Yes, the UK system is much closer to a good idea than that in the US (which is a complete train wreck). Australia’s model is relatively solid too.

There are, however, some major differences in how the UK structures student loans vs Lambda School:

1. If you attend Lambda School you don’t begin making payments until you’re making $50k+/yr in the field you study. In the UK it’s $24k (at current exchange rate) regardless of what you study.

At Lambda you pay a 17% of income for 2 yrs, capped at a maximum of $30k, so if you get a job for $50k you’ll only end up paying $17k. In the UK you pay a full tuition (generally around $50k + however much you borrow for living costs for four years).

In the UK you have a 3-7% interest rate, Lambda has no interest.

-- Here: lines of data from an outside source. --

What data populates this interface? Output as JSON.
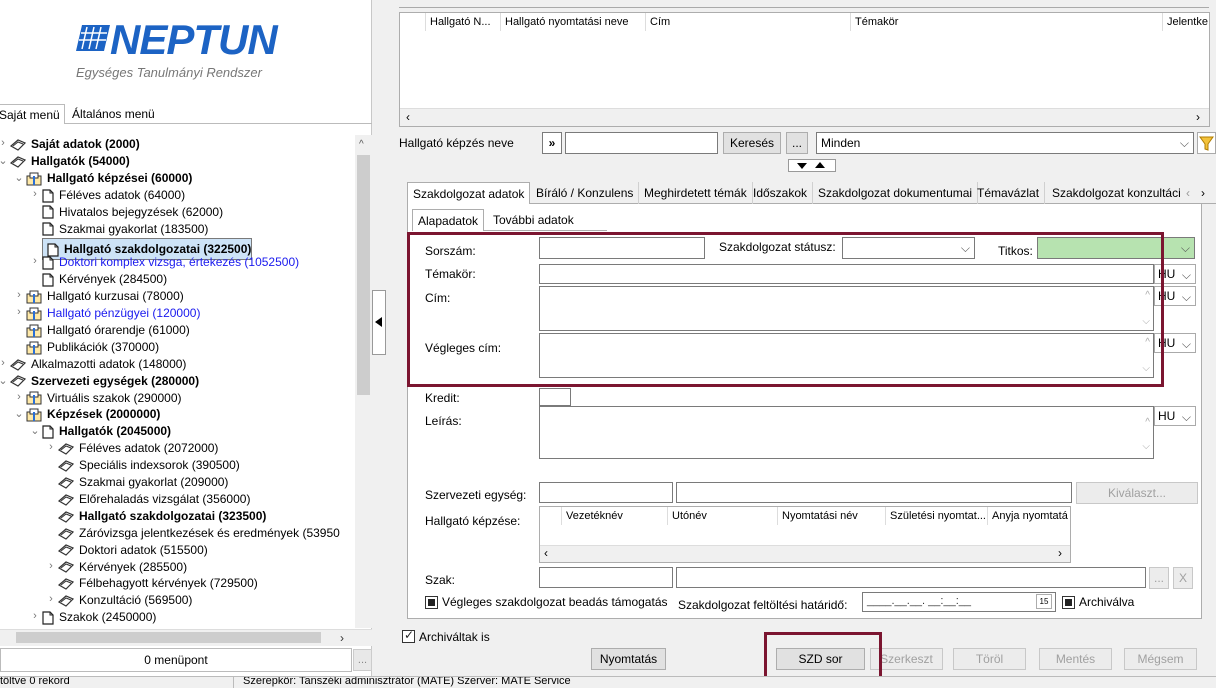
{
  "left": {
    "logo": {
      "name": "NEPTUN",
      "subtitle": "Egységes Tanulmányi Rendszer"
    },
    "menu_tabs": [
      "Saját menü",
      "Általános menü"
    ],
    "tree": [
      {
        "label": "Saját adatok (2000)"
      },
      {
        "label": "Hallgatók (54000)"
      },
      {
        "label": "Hallgató képzései (60000)"
      },
      {
        "label": "Féléves adatok (64000)"
      },
      {
        "label": "Hivatalos bejegyzések (62000)"
      },
      {
        "label": "Szakmai gyakorlat (183500)"
      },
      {
        "label": "Hallgató szakdolgozatai (322500)"
      },
      {
        "label": "Doktori komplex vizsga, értekezés (1052500)"
      },
      {
        "label": "Kérvények (284500)"
      },
      {
        "label": "Hallgató kurzusai (78000)"
      },
      {
        "label": "Hallgató pénzügyei (120000)"
      },
      {
        "label": "Hallgató órarendje (61000)"
      },
      {
        "label": "Publikációk (370000)"
      },
      {
        "label": "Alkalmazotti adatok (148000)"
      },
      {
        "label": "Szervezeti egységek (280000)"
      },
      {
        "label": "Virtuális szakok (290000)"
      },
      {
        "label": "Képzések (2000000)"
      },
      {
        "label": "Hallgatók (2045000)"
      },
      {
        "label": "Féléves adatok (2072000)"
      },
      {
        "label": "Speciális indexsorok (390500)"
      },
      {
        "label": "Szakmai gyakorlat (209000)"
      },
      {
        "label": "Előrehaladás vizsgálat (356000)"
      },
      {
        "label": "Hallgató szakdolgozatai (323500)"
      },
      {
        "label": "Záróvizsga jelentkezések és eredmények (53950"
      },
      {
        "label": "Doktori adatok (515500)"
      },
      {
        "label": "Kérvények (285500)"
      },
      {
        "label": "Félbehagyott kérvények (729500)"
      },
      {
        "label": "Konzultáció (569500)"
      },
      {
        "label": "Szakok (2450000)"
      }
    ],
    "menu_count": "0 menüpont",
    "menu_dots": "..."
  },
  "status": {
    "records": "töltve 0 rekord",
    "role": "Szerepkör: Tanszéki adminisztrátor (MATE)   Szerver: MATE Service"
  },
  "top_grid": {
    "columns": [
      "Hallgató N...",
      "Hallgató nyomtatási neve",
      "Cím",
      "Témakör",
      "Jelentke"
    ]
  },
  "search": {
    "label": "Hallgató képzés neve",
    "arrow": "»",
    "button": "Keresés",
    "dots": "...",
    "filter_value": "Minden"
  },
  "tabs": [
    "Szakdolgozat adatok",
    "Bíráló / Konzulens",
    "Meghirdetett témák",
    "Időszakok",
    "Szakdolgozat dokumentumai",
    "Témavázlat",
    "Szakdolgozat konzultáci"
  ],
  "subtabs": [
    "Alapadatok",
    "További adatok"
  ],
  "form": {
    "sorszam": "Sorszám:",
    "statusz": "Szakdolgozat státusz:",
    "titkos": "Titkos:",
    "temakor": "Témakör:",
    "cim": "Cím:",
    "vegleges_cim": "Végleges cím:",
    "kredit": "Kredit:",
    "leiras": "Leírás:",
    "szervezeti": "Szervezeti egység:",
    "kivalaszt": "Kiválaszt...",
    "kepzese": "Hallgató képzése:",
    "kepzes_columns": [
      "Vezetéknév",
      "Utónév",
      "Nyomtatási név",
      "Születési nyomtat...",
      "Anyja nyomtatá"
    ],
    "szak": "Szak:",
    "szak_dots": "...",
    "szak_x": "X",
    "lang": "HU",
    "vegleges_check": "Végleges szakdolgozat beadás támogatás",
    "hatarido": "Szakdolgozat feltöltési határidő:",
    "date_placeholder": "____.__.__. __:__:__",
    "cal": "15",
    "archivalva": "Archiválva"
  },
  "bottom": {
    "archived_check": "Archiváltak is",
    "nyomtatas": "Nyomtatás",
    "szd_sor": "SZD sor",
    "szerkeszt": "Szerkeszt",
    "torol": "Töröl",
    "mentes": "Mentés",
    "megsem": "Mégsem"
  },
  "colors": {
    "highlight": "#7b1530",
    "brand": "#1c63c4",
    "link": "#1a1aee"
  }
}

In the UK if you make payments for 30 years and still haven’t paid it off it’s forgiven. At Lambda that happens at year 5.

And perhaps this is the most important: In the UK if you default the University was paid a long time ago. The university gets paid day one and doesn’t have to care. At Lambda if you don’t get a job Lambda School never gets paid, so the incentives of the school are aligned with the incentives of the student, instead of the taxpayer writing a check to cover it.

Yeah but the U.K. student loans are written off when you retire if you haven’t paid them back already. Lambda writes it off after five years of you haven’t paid them their $30K.